Simples conquistas...

Esses dias foram dedicados a fazer coisas simples. Na verdade, nunca pensei que elas trariam tanta alegria. Essa coisa de renascer desse jeito é trabalhosa. Mas em menos de 15 dias  já é possível fazer maquiagem, depilar as axilas e as pernas, fazer as sobrancelhas... Isso sem falar no que significa a delicadeza de tudo isso quando se renasce. É impressionante poder vibrar com a percepção da retomada de cada uma dessas coisas.

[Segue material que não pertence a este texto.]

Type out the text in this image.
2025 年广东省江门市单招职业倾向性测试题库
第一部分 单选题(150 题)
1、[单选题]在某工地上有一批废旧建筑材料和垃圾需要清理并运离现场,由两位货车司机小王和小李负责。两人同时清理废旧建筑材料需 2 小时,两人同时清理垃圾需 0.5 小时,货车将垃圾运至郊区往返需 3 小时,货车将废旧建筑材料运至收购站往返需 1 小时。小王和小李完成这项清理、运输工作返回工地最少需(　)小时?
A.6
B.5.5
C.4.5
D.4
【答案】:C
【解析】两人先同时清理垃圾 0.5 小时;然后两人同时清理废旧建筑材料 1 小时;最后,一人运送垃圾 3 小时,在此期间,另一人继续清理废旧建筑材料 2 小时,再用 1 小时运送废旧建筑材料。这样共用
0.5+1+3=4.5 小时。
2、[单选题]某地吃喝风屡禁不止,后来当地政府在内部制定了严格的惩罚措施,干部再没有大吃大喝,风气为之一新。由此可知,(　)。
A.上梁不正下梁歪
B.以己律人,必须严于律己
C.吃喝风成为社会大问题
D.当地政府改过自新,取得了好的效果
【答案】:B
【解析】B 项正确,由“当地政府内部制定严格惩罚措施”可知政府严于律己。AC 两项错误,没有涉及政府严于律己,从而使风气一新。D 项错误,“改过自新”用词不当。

Uma viagem era, antes de qualquer coisa, a possibilidade de estar distante de qualquer memória de sofrimento. Aqui onde estou protegida, se falo das dores presentes é com a distância de como se elas tivessem passado. Silenciar certos assuntos é me perceber na ausência de algo que tanto me tomou... Não tenho as ilhas para ver, confesso que isso me conforta um tanto. Mas mesmo assim, mantenho-me fiel ao mar. Quando vejo as ilhas, ao longe, sempre lamento olhá-las com sensação de terror. Mas é o possível.

Estar onde estou agora, é a concretização da esperança de outrora, a certeza da não amargura, a clareza de que um dia não precisaria mais negar lugares, que conseguiria extrair de espaços outrora tristes, outros sentimentos. Assim é hoje com o cerrado, ainda não chegou a vez da Ilha. Não sei se vai chegar. Mas desejo, despretenciosamente e com alguma ansiedade que chegue, não por nada, mas por saber ser capaz e querer ver as coisas acontecerem...por saber que essa chegada implica em outras anteriores, e igualmente importantes...

Aqui consegui até comprar roupas novas. Foi meio sem sentir. Mas  rapidamente essa consciência vem à tona, e aí - temos mais um simples motivo para comemorar.  Por enquanto ainda foi uma roupa que aquece, que protege, que não expõe, nem mostra. Mas que tem sua beleza num cinza silencioso e escuro, que a qualquer dia irá combinar com um batom vermelho carmim.